あとはお父さんの意識が戻ったら、すぐに取り掛かるだけなんだけどさ。
「はぁ。有馬さん、この薬を水差しか何かで飲ましてあげて。失った魔力が戻るから」
「あ、ありがとうございます‼︎」
カナン魔導商会で魔力回復薬を購入して、それを有馬さんに手渡す。
代金はそうだな、さっきの物質修復の術式を教えてくれればいいや。
あれがあったらさ、壊れたものなら簡単に治るんだろう?
それで、自動車整備工場をしているのか、なんとなく理解したわ。
「りなちゃんも、そのポーションが欲しいです‼︎」
「え? 唐澤さんも飲みたいの?」
「りなちゃんです‼︎ 飲みたいです‼︎」
「は、はぁ……それじゃあ、どうぞ」
やっべ、迫力負けしたわ。
とりあえず予備に買ったやつもあるから、それを渡すと。
──ペコッ
「ありがとう。獣人の獣魔力は、自然回復に必要な時間が長いから、助かります」
「そ、そうか。それならいいや……と、親父さんも起きたか」
ふと近くのソファーを見ると、有馬父の目が覚めたらしく、頭をふりながらこっちに手を振っている。
「いやぁ、助かったよ。この魔力回復薬は大したものだ、もしも可能なら、少し売ってくれると助かる」
「門外不出ですけど、さっきの物質修復の術式を教えてくれたら、何本かお譲りしますよ」
「それは助かる。ちょっと待っていたまえ‼︎」
有馬父が近くにあるガラクタの山に突っ込んでいくと、少ししてボーリングの玉程度の大きさの黒い物体を持ってきた。
「これは『知識のオーブ』といってな、我が祖先が代々継承してきた錬金術の術式が収められている。魔力分解と魔力構成はわかるかな?」
「いえ、術式がわからないですね」
「では教えよう。そもそも、魔力分解とは‼︎」
「あ、それは後にしましょう。先に、この魔導具の稼働テストを行いたいですから」
「そうかね。では、始めるとしよう……」
ふう、ようやく本番だよ。
怪しげな魔導具の前に立つと、魔力センサーに手をかざして魔力を込めてほしいと言われた。
それならばと、手をかざすんだけど、祐太郎が周囲を見渡してから、開きっぱなしのシャッターの方角を睨みつけた。
(オトヤン、妖魔反応がふたつ。一つは上級で、もう一つは下級だ。巧妙にカモフラージュしている)

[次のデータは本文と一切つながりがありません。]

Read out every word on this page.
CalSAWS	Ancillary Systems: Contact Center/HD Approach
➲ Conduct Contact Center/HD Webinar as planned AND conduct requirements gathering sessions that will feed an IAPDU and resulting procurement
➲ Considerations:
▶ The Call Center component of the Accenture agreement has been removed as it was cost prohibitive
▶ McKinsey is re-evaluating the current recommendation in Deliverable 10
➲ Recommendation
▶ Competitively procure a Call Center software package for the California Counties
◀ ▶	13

(了解。おそらく、この魔導具があると不味い奴らか、もしくはこれを狙っている奴らというところが。新山さんも気をつけてね)
(了解です‼︎)
まあ、そうくるかとは思っていたよ。
そして、さっきまで魔力回復薬を飲んでいたりなちゃんも、祐太郎と同じようにシャッターを睨みつけている。
さすがは獣人、感知能力が高いわ。
「それじゃあ行きます……うお、結構吸い込みますね」
「それはそうだ。何しろ、この『大衆洗脳音波発生装置』は、半径20kmの人間全てに作用する。依頼人がこれを何に使うかは知らんが、これ一台で二億円の報酬が約束されているからな」
「……え? これ、洗脳装置なの?」
「いかにも。私には、この魔導具の図面も知識もなかったのだが、つい先日、依頼人が設計図と魔晶石を持ってきてな、なるはやでお願いしたいと」
待て待て、その依頼人ってまさかとは思うけどさ。
「あの、依頼人の名前はなんでいいますか?」
「それは明かせない、秘密厳守も依頼に含まれているからな。それよりもどうだ、すでに装置のコアである魔導モーターが稼働しているではないか‼︎」
「うおぁ、これ、このまま起動したら俺たちも洗脳される?」
「まさか。思考誘導のオーブというアイテムをセットしないと洗脳装置は機能しない。今は、魔導具自体の稼働実験だ、そして成功だ、最高だ‼︎」
有馬父が両手を上げて叫ぶ。
それと同時に、祐太郎とりなちゃんがシャッターに向かって走り出した‼︎
二人の向かった先には、影のように実体化を始めた青いマネキンのような妖魔が立っており、パンパンと拍手をしていた。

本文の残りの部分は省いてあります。